The request contains the following packets:

  • EXECUTE: Marks this request as an “execute” request. The payload is a token describing which process shall be executed. This token was provided by an unprivileged process and should not be trusted.

  • PARAM: An opaque parameter with more details about the process. This parameter was provided by an unprivileged process and should not be trusted.

  • SERVICE: Payload specifies the service that wants to execute the process, e.g. workshop.

  • LISTENER_TAG: A tag which was set in the client’s configuration file.

  • PLAN: If this request was triggered by a Workshop plan, then this is its name.

A successful response contains at least EXECUTE with the path of the program to be spawned, plus the usual process parameters.

A failed response contains STATUS and optionally MESSAGE.

  • HOME: Path of the user’s home directory.

  • UID_GID: Specify uid and gid (and supplementary groups) for the child process. Payload is an array of 32 bit integers.

Pool translation

This sub-protocol is used beng-lb. It allows the translation server to choose a pool which shall handle a specific HTTP request.

The request contains the following packets:

  • POOL: Marks this request as a “pool request. The payload is the name of the translation_handler section in lb.conf.

  • HOST: the Host HTTP request header

The response contains the following packets:

  • POOL: The name of the pool (or branch or lua_handler …) which shall handle the HTTP request.

  • CANONICAL_HOST: A string which shall be used instead of the Host request header for the “host” sticky mode.

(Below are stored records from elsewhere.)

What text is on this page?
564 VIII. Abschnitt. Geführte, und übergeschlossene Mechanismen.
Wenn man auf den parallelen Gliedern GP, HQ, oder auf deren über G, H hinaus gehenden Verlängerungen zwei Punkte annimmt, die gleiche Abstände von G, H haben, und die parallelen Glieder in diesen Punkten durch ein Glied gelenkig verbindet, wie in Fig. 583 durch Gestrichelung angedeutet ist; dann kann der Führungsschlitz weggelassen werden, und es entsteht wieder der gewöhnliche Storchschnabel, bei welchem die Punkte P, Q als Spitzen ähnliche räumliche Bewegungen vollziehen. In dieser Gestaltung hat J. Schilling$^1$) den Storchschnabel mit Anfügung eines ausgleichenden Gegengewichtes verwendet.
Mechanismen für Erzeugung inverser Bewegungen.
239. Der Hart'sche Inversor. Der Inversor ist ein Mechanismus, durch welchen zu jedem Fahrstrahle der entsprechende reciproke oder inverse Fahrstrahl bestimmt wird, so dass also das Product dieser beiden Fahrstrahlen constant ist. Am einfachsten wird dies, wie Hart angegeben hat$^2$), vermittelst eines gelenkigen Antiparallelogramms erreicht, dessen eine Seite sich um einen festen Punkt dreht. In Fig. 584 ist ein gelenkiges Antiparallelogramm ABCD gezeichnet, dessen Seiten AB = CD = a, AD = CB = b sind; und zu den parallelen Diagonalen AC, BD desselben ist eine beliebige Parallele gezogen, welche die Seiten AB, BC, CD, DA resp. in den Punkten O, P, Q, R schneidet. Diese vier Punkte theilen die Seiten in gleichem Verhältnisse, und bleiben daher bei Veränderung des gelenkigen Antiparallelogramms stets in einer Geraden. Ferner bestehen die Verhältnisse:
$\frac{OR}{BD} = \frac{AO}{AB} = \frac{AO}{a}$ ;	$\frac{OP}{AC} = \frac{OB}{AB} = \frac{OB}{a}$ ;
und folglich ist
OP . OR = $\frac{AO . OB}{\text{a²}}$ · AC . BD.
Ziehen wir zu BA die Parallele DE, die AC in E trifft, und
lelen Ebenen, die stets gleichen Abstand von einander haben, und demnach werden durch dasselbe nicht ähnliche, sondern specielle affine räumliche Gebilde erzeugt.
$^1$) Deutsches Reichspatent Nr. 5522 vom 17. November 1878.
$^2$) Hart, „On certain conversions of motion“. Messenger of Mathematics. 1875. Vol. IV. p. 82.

  • SITE: Optional identification or name of the site this resource belongs to. It has no meaning for beng-lb, and is only used for TCACHE_INVALIDATE.

  • STATUS: Can be used instead of POOL to generate a brief error response.

  • REDIRECT: Can be used instead of POOL to generate a redirect response (303 See Other with the specified Location header value). Can be combined with STATUS to select a different status code.

  • HTTPS_ONLY: See page .

  • MESSAGE: Can be used instead of POOL to generate a text/plain response. Can be combined with STATUS and REDIRECT.

  • VARY: See page .

  • ARCH: Prefer this CPU architecture for the selected pool member. Payload can be amd64 or arm64. If no member with a matching architecture exists, the behavior is unspecified; the request may fail or be forwarded to a server with a mismatching architecture. (This is implemented for rendezvous_hashing only.)

The client may assume that all responses may be cached indefinitely.